Rioja Wines Make Inroads With U.S. ConsumersJune 18, 2014
Spanish wines have been enjoying growth in the U.S. market, with bottled shipments up by more than half a million cases over the past two years. Within the 4.6-million-case Spanish category in the U.S., wines from Rioja have been a major contributor to growth. In 2013, Rioja’s shipments to the U.S. jumped 18% to the equivalent of about 1.1 million cases, capping a run in which its U.S. presence has expanded by nearly three-quarters since 2009.
“We’ve identified the U.S. as a key market, and we’ve broken the awareness barrier with U.S. consumers,” says José Luis Lapuente Sánchez, general manager of the Consejo Regulador D.O.C.a. Rioja. “Our aim is to participate along the whole range and concentrate especially in the affordable quality areas, where consumers can buy every day and not just for special occasions.”
Much of the D.O.C.a.’s focus is on educating the market about Rioja’s Reserva and Gran Reserva wines, which already account for about 60% of the category’s U.S. volume. “We’re able to compete very effectively in the $20-$50 range,” Lapuente says. “These wines are unique because they’re ready to drink but can also be kept in the cellar, and because they’re affordable.”
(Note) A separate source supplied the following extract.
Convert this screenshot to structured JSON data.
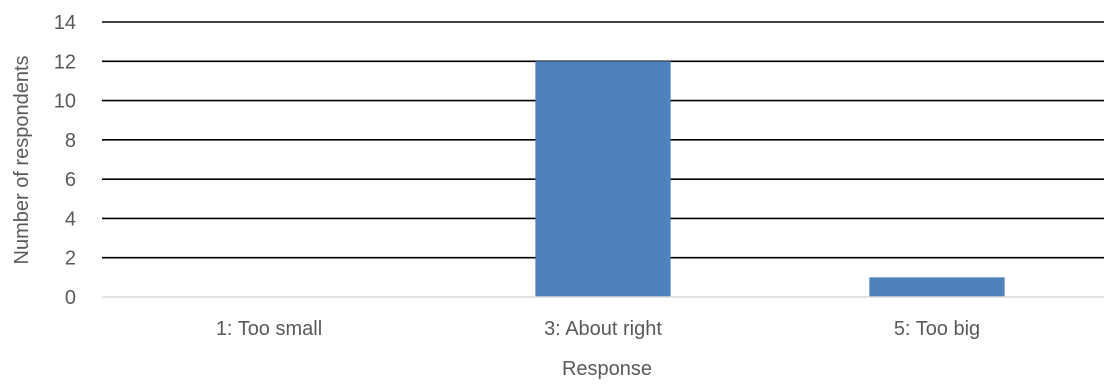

Currently, Rioja exports only about 37% of its total 31-million-case volume, but the industry is aiming to balance its domestic/export sales ratio to 50-50 by 2020.
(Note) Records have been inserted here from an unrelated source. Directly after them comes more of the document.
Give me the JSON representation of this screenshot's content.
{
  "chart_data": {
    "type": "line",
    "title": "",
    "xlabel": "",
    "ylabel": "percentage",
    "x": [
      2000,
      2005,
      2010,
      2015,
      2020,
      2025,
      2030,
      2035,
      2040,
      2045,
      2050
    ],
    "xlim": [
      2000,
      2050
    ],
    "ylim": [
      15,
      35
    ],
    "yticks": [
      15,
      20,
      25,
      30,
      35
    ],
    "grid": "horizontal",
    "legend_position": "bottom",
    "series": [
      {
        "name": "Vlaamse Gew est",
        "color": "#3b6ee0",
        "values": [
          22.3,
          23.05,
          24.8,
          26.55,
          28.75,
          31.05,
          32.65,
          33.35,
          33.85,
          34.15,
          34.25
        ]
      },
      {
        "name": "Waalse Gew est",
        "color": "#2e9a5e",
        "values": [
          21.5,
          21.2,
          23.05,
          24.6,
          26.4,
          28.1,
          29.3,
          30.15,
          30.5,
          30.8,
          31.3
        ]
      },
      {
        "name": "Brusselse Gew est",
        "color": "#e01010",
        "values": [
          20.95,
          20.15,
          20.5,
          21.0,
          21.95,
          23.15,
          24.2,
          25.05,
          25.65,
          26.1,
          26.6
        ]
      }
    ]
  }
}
One standout Rioja producer that’s been drawing global attention to the category is Compañia Vinicola del Norte de España (CVNE), whose Rioja Imperial Gran Reserva 2004 was named Wine Spectator’s Wine of the Yearfor 2013.
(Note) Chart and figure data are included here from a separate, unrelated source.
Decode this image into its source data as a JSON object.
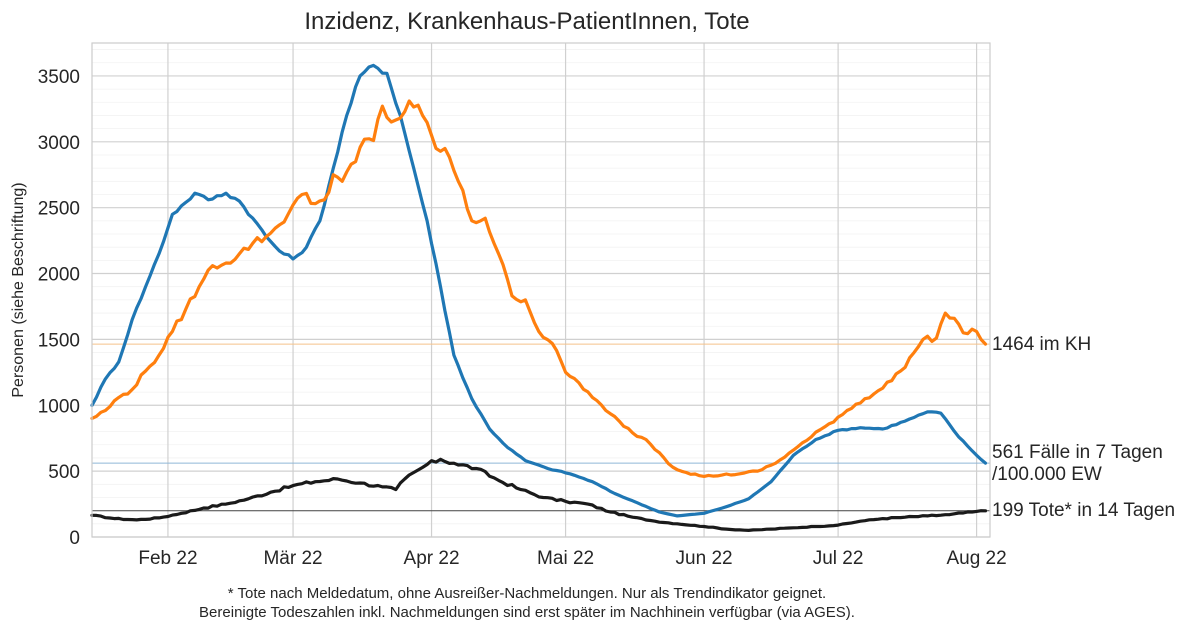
{
  "chart_data": {
    "type": "line",
    "title": "Inzidenz, Krankenhaus-PatientInnen, Tote",
    "ylabel": "Personen (siehe Beschriftung)",
    "xlabel": "",
    "x_start": "2022-01-15",
    "x_end": "2022-08-04",
    "ylim": [
      0,
      3750
    ],
    "y_ticks": [
      0,
      500,
      1000,
      1500,
      2000,
      2500,
      3000,
      3500
    ],
    "x_ticks": [
      {
        "date": "2022-02-01",
        "label": "Feb 22"
      },
      {
        "date": "2022-03-01",
        "label": "Mär 22"
      },
      {
        "date": "2022-04-01",
        "label": "Apr 22"
      },
      {
        "date": "2022-05-01",
        "label": "Mai 22"
      },
      {
        "date": "2022-06-01",
        "label": "Jun 22"
      },
      {
        "date": "2022-07-01",
        "label": "Jul 22"
      },
      {
        "date": "2022-08-01",
        "label": "Aug 22"
      }
    ],
    "grid": true,
    "colors": {
      "inzidenz": "#1f77b4",
      "kh": "#ff7f0e",
      "tote": "#1a1a1a"
    },
    "series": [
      {
        "key": "inzidenz",
        "points": [
          [
            "2022-01-15",
            1000
          ],
          [
            "2022-01-18",
            1200
          ],
          [
            "2022-01-21",
            1330
          ],
          [
            "2022-01-24",
            1650
          ],
          [
            "2022-01-27",
            1900
          ],
          [
            "2022-01-30",
            2150
          ],
          [
            "2022-02-02",
            2450
          ],
          [
            "2022-02-05",
            2540
          ],
          [
            "2022-02-07",
            2610
          ],
          [
            "2022-02-10",
            2560
          ],
          [
            "2022-02-14",
            2610
          ],
          [
            "2022-02-17",
            2550
          ],
          [
            "2022-02-20",
            2420
          ],
          [
            "2022-02-23",
            2280
          ],
          [
            "2022-02-26",
            2170
          ],
          [
            "2022-03-01",
            2110
          ],
          [
            "2022-03-04",
            2200
          ],
          [
            "2022-03-07",
            2400
          ],
          [
            "2022-03-10",
            2800
          ],
          [
            "2022-03-13",
            3200
          ],
          [
            "2022-03-16",
            3500
          ],
          [
            "2022-03-19",
            3580
          ],
          [
            "2022-03-22",
            3520
          ],
          [
            "2022-03-25",
            3200
          ],
          [
            "2022-03-28",
            2800
          ],
          [
            "2022-03-31",
            2400
          ],
          [
            "2022-04-03",
            1900
          ],
          [
            "2022-04-06",
            1380
          ],
          [
            "2022-04-10",
            1050
          ],
          [
            "2022-04-14",
            820
          ],
          [
            "2022-04-18",
            680
          ],
          [
            "2022-04-22",
            580
          ],
          [
            "2022-04-27",
            520
          ],
          [
            "2022-05-02",
            480
          ],
          [
            "2022-05-07",
            420
          ],
          [
            "2022-05-12",
            330
          ],
          [
            "2022-05-17",
            260
          ],
          [
            "2022-05-22",
            190
          ],
          [
            "2022-05-26",
            160
          ],
          [
            "2022-06-01",
            180
          ],
          [
            "2022-06-06",
            230
          ],
          [
            "2022-06-11",
            290
          ],
          [
            "2022-06-16",
            420
          ],
          [
            "2022-06-21",
            620
          ],
          [
            "2022-06-26",
            740
          ],
          [
            "2022-07-01",
            810
          ],
          [
            "2022-07-06",
            830
          ],
          [
            "2022-07-11",
            820
          ],
          [
            "2022-07-16",
            880
          ],
          [
            "2022-07-21",
            950
          ],
          [
            "2022-07-24",
            940
          ],
          [
            "2022-07-28",
            760
          ],
          [
            "2022-08-01",
            620
          ],
          [
            "2022-08-03",
            561
          ]
        ]
      },
      {
        "key": "kh",
        "points": [
          [
            "2022-01-15",
            900
          ],
          [
            "2022-01-18",
            960
          ],
          [
            "2022-01-21",
            1060
          ],
          [
            "2022-01-24",
            1120
          ],
          [
            "2022-01-27",
            1260
          ],
          [
            "2022-01-30",
            1380
          ],
          [
            "2022-02-02",
            1560
          ],
          [
            "2022-02-05",
            1730
          ],
          [
            "2022-02-08",
            1900
          ],
          [
            "2022-02-11",
            2060
          ],
          [
            "2022-02-14",
            2080
          ],
          [
            "2022-02-17",
            2150
          ],
          [
            "2022-02-20",
            2230
          ],
          [
            "2022-02-23",
            2280
          ],
          [
            "2022-02-26",
            2370
          ],
          [
            "2022-03-01",
            2520
          ],
          [
            "2022-03-03",
            2600
          ],
          [
            "2022-03-06",
            2530
          ],
          [
            "2022-03-08",
            2560
          ],
          [
            "2022-03-10",
            2750
          ],
          [
            "2022-03-12",
            2700
          ],
          [
            "2022-03-15",
            2850
          ],
          [
            "2022-03-17",
            3020
          ],
          [
            "2022-03-19",
            3010
          ],
          [
            "2022-03-21",
            3270
          ],
          [
            "2022-03-23",
            3150
          ],
          [
            "2022-03-25",
            3180
          ],
          [
            "2022-03-27",
            3310
          ],
          [
            "2022-03-30",
            3200
          ],
          [
            "2022-04-02",
            2950
          ],
          [
            "2022-04-04",
            2950
          ],
          [
            "2022-04-07",
            2700
          ],
          [
            "2022-04-10",
            2400
          ],
          [
            "2022-04-13",
            2420
          ],
          [
            "2022-04-16",
            2150
          ],
          [
            "2022-04-19",
            1830
          ],
          [
            "2022-04-22",
            1800
          ],
          [
            "2022-04-25",
            1560
          ],
          [
            "2022-04-28",
            1470
          ],
          [
            "2022-05-01",
            1250
          ],
          [
            "2022-05-04",
            1170
          ],
          [
            "2022-05-07",
            1060
          ],
          [
            "2022-05-10",
            960
          ],
          [
            "2022-05-13",
            880
          ],
          [
            "2022-05-16",
            790
          ],
          [
            "2022-05-19",
            740
          ],
          [
            "2022-05-22",
            640
          ],
          [
            "2022-05-25",
            530
          ],
          [
            "2022-05-28",
            490
          ],
          [
            "2022-06-01",
            460
          ],
          [
            "2022-06-05",
            470
          ],
          [
            "2022-06-09",
            480
          ],
          [
            "2022-06-13",
            500
          ],
          [
            "2022-06-17",
            560
          ],
          [
            "2022-06-21",
            660
          ],
          [
            "2022-06-25",
            760
          ],
          [
            "2022-06-29",
            860
          ],
          [
            "2022-07-03",
            960
          ],
          [
            "2022-07-07",
            1050
          ],
          [
            "2022-07-11",
            1130
          ],
          [
            "2022-07-15",
            1260
          ],
          [
            "2022-07-18",
            1400
          ],
          [
            "2022-07-20",
            1500
          ],
          [
            "2022-07-23",
            1510
          ],
          [
            "2022-07-25",
            1700
          ],
          [
            "2022-07-27",
            1660
          ],
          [
            "2022-07-29",
            1550
          ],
          [
            "2022-08-01",
            1560
          ],
          [
            "2022-08-03",
            1464
          ]
        ]
      },
      {
        "key": "tote",
        "points": [
          [
            "2022-01-15",
            165
          ],
          [
            "2022-01-20",
            140
          ],
          [
            "2022-01-25",
            130
          ],
          [
            "2022-01-30",
            145
          ],
          [
            "2022-02-04",
            180
          ],
          [
            "2022-02-09",
            220
          ],
          [
            "2022-02-14",
            250
          ],
          [
            "2022-02-19",
            290
          ],
          [
            "2022-02-24",
            340
          ],
          [
            "2022-03-01",
            390
          ],
          [
            "2022-03-06",
            420
          ],
          [
            "2022-03-11",
            440
          ],
          [
            "2022-03-16",
            410
          ],
          [
            "2022-03-21",
            380
          ],
          [
            "2022-03-24",
            360
          ],
          [
            "2022-03-26",
            440
          ],
          [
            "2022-03-31",
            550
          ],
          [
            "2022-04-03",
            590
          ],
          [
            "2022-04-06",
            560
          ],
          [
            "2022-04-11",
            520
          ],
          [
            "2022-04-16",
            430
          ],
          [
            "2022-04-21",
            360
          ],
          [
            "2022-04-26",
            300
          ],
          [
            "2022-05-01",
            270
          ],
          [
            "2022-05-06",
            250
          ],
          [
            "2022-05-11",
            190
          ],
          [
            "2022-05-16",
            150
          ],
          [
            "2022-05-21",
            120
          ],
          [
            "2022-05-26",
            100
          ],
          [
            "2022-06-01",
            80
          ],
          [
            "2022-06-06",
            60
          ],
          [
            "2022-06-11",
            50
          ],
          [
            "2022-06-16",
            60
          ],
          [
            "2022-06-21",
            70
          ],
          [
            "2022-06-26",
            80
          ],
          [
            "2022-07-01",
            90
          ],
          [
            "2022-07-06",
            120
          ],
          [
            "2022-07-11",
            140
          ],
          [
            "2022-07-16",
            150
          ],
          [
            "2022-07-21",
            160
          ],
          [
            "2022-07-26",
            170
          ],
          [
            "2022-07-31",
            190
          ],
          [
            "2022-08-03",
            199
          ]
        ]
      }
    ],
    "reference_lines": [
      {
        "series": "kh",
        "y": 1464
      },
      {
        "series": "inzidenz",
        "y": 561
      },
      {
        "series": "tote",
        "y": 199
      }
    ],
    "annotations": [
      {
        "series": "kh",
        "lines": [
          "1464 im KH"
        ]
      },
      {
        "series": "inzidenz",
        "lines": [
          "561 Fälle in 7 Tagen",
          "/100.000 EW"
        ]
      },
      {
        "series": "tote",
        "lines": [
          "199 Tote* in 14 Tagen"
        ]
      }
    ],
    "footnote": [
      "* Tote nach Meldedatum, ohne Ausreißer-Nachmeldungen. Nur als Trendindikator geignet.",
      "Bereinigte Todeszahlen inkl. Nachmeldungen sind erst später im Nachhinein verfügbar (via AGES)."
    ]
  }
}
CVNE produces about 200,000 bottles each of its top cuvées Imperial and Contino and several hundred thousand cases of its lower-priced Cune and Viña Real labels, with prices ranging from about $15 for Cune Crianza up to $100 for Contino’s single-parcel offerings. About 25% of the company’s production is exported. “Our wines have been very much ‘insider’s’ wines,” says CVNE CEO Victor Urrutia. “I’d like them to go beyond that, to be widely accessible.”
Enhanced distribution going forward will be vital to furthering that vision. Where CVNE can’t find the right partners, Urrutia says, it will look to acquire existing players or create distribution units of its own. The company, which has a market capitalization of around $350 million, recently made such a move in Japan, where it purchased fine wine distributor Mikuni earlier this year. CVNE also already has its own distribution operation in Spain and, as it looks to exert control of its destiny in export markets, Urrutia sees opportunities to distribute agency labels as well as the company’s own brands. In the U.S., CVNE’s wines are imported by Europvin.
“I see us as ambassadors for Spain,” Urrutia says of CVNE’s role in the category. While noting the opportunity for Spanish wines to continue rising in the global market, he adds that the segment faces certain challenges as well, including the danger that Spain’s reputation for value at the lower end of the market could ultimately impede its luxury-tier progress down the road. “The threat is the large Spanish producers who make huge amounts of wine and sell it at super-low prices that we can’t even contemplate,” he says. “In the end, I think that hurts the Spanish category.”